Aug 18

Entry Info: Anjana Agarwal

Category: Information

Family Planning Policies and Resultant Discrimination against the Girl Child - A Study of India and China

Anjana Agarwal, National Law School of India University

25 August 2008, 1500, Moot Court

While Anjana’s compatriot focuses on India and Brazil, Anjana takes on two countries who together make up more than a third of the world’s population and are also quickly growing. The third of a series of essays focusing on Women and children, Anjana picks out a common thread in the two societies characterised by a tradition favouring men and its effects on young girls. Watch Anjana present her perspective to the clash between law, culture and society.

Abstract

To check their rapidly growing populations, China and India, the two most populous countries of the world, instituted extensive family planning programmes so as to ensure a smooth path to development.
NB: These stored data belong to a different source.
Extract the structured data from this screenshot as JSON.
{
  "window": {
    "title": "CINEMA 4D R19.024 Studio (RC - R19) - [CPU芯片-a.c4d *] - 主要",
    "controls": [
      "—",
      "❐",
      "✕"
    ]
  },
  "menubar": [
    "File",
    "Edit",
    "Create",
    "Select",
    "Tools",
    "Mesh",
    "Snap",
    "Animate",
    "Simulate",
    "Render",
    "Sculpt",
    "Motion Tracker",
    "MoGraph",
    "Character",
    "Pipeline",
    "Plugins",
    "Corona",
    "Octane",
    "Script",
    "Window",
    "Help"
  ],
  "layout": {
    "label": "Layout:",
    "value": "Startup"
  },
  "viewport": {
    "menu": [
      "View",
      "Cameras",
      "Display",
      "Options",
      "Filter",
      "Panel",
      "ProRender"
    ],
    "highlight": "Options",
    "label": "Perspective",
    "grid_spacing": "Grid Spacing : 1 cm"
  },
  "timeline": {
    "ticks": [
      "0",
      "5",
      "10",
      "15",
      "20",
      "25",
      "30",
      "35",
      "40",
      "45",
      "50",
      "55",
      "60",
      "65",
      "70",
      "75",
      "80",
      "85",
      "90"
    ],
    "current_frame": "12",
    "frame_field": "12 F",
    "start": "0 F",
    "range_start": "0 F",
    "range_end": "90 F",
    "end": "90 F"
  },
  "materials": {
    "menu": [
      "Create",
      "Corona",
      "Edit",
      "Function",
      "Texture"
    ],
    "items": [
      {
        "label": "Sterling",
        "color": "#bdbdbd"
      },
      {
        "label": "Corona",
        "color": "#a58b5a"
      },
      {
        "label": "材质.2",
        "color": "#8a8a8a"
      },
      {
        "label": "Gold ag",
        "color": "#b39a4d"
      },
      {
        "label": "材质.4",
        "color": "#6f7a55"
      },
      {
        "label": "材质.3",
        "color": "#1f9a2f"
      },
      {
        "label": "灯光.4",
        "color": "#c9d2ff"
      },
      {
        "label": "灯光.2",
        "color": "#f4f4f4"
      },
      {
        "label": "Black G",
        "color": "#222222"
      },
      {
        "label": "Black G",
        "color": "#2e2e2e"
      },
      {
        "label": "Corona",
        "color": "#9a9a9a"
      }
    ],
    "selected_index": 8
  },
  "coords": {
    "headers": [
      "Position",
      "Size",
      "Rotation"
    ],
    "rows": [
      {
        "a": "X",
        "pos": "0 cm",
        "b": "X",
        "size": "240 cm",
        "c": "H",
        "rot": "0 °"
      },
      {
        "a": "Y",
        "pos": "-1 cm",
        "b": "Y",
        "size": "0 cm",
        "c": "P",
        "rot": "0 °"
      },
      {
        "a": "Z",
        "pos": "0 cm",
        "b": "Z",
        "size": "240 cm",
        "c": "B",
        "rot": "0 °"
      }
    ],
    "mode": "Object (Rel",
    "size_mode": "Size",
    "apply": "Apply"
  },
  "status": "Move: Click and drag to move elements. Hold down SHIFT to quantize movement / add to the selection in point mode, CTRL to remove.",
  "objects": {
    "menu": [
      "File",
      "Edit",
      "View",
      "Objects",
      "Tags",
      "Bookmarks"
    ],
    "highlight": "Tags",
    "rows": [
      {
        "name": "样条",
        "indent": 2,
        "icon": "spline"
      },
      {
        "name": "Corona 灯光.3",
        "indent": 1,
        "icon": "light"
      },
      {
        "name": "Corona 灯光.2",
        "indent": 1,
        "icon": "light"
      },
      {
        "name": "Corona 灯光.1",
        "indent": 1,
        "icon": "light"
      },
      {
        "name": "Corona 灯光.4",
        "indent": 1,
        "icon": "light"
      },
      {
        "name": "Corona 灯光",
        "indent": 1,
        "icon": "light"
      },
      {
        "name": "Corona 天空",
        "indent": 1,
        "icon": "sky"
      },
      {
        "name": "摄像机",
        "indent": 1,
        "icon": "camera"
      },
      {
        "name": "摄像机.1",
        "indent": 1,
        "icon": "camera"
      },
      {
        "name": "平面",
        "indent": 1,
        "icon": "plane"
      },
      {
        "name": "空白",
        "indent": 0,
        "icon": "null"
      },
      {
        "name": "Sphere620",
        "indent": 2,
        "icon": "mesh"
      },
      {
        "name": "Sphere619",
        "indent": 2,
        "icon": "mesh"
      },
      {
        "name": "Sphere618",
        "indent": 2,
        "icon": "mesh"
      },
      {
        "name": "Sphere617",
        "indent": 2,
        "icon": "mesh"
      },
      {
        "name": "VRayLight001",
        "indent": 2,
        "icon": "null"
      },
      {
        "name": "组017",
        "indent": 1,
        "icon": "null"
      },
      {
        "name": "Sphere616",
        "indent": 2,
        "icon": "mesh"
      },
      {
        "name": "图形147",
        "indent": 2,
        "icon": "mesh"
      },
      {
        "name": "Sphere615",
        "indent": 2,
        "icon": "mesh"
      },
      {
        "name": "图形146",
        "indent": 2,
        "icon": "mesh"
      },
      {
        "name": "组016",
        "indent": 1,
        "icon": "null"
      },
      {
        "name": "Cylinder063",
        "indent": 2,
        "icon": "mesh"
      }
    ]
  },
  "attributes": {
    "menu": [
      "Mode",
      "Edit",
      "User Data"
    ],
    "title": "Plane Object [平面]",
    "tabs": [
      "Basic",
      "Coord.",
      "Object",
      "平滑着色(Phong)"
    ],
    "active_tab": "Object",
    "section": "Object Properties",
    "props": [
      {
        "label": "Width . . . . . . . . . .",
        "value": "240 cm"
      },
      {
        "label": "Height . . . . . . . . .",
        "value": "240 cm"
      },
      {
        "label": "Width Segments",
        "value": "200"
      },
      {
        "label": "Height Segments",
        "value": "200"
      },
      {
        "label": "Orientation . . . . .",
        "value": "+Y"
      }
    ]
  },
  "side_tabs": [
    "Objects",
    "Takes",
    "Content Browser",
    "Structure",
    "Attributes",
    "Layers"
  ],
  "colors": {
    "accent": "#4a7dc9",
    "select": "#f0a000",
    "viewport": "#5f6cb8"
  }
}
Both countries, however, like most others in their region have a strong son preference. As fertility came to be reduced with the implementation of family planning laws, this preference for sons resulted in widespread killing of female foetuses and infants, and thus resulted in life-threatening discrimination against the girl child. Consequently the sex ratio of these countries increased tremendously, leading to a ‘social calamity’. This paper argues that the mere enactment of laws is not enough to deep-rooted traditional mindsets, and legal action must be accompanied by corresponding change in societal thinking.

Anjana is a fourth year LLB student studying in the National Law School of India University. She is interested in women’s issues, feminisim and Feminist Jurisprudence, Law and Economics, Intellectual Property Law, Law and Poverty and Human Rights Issues.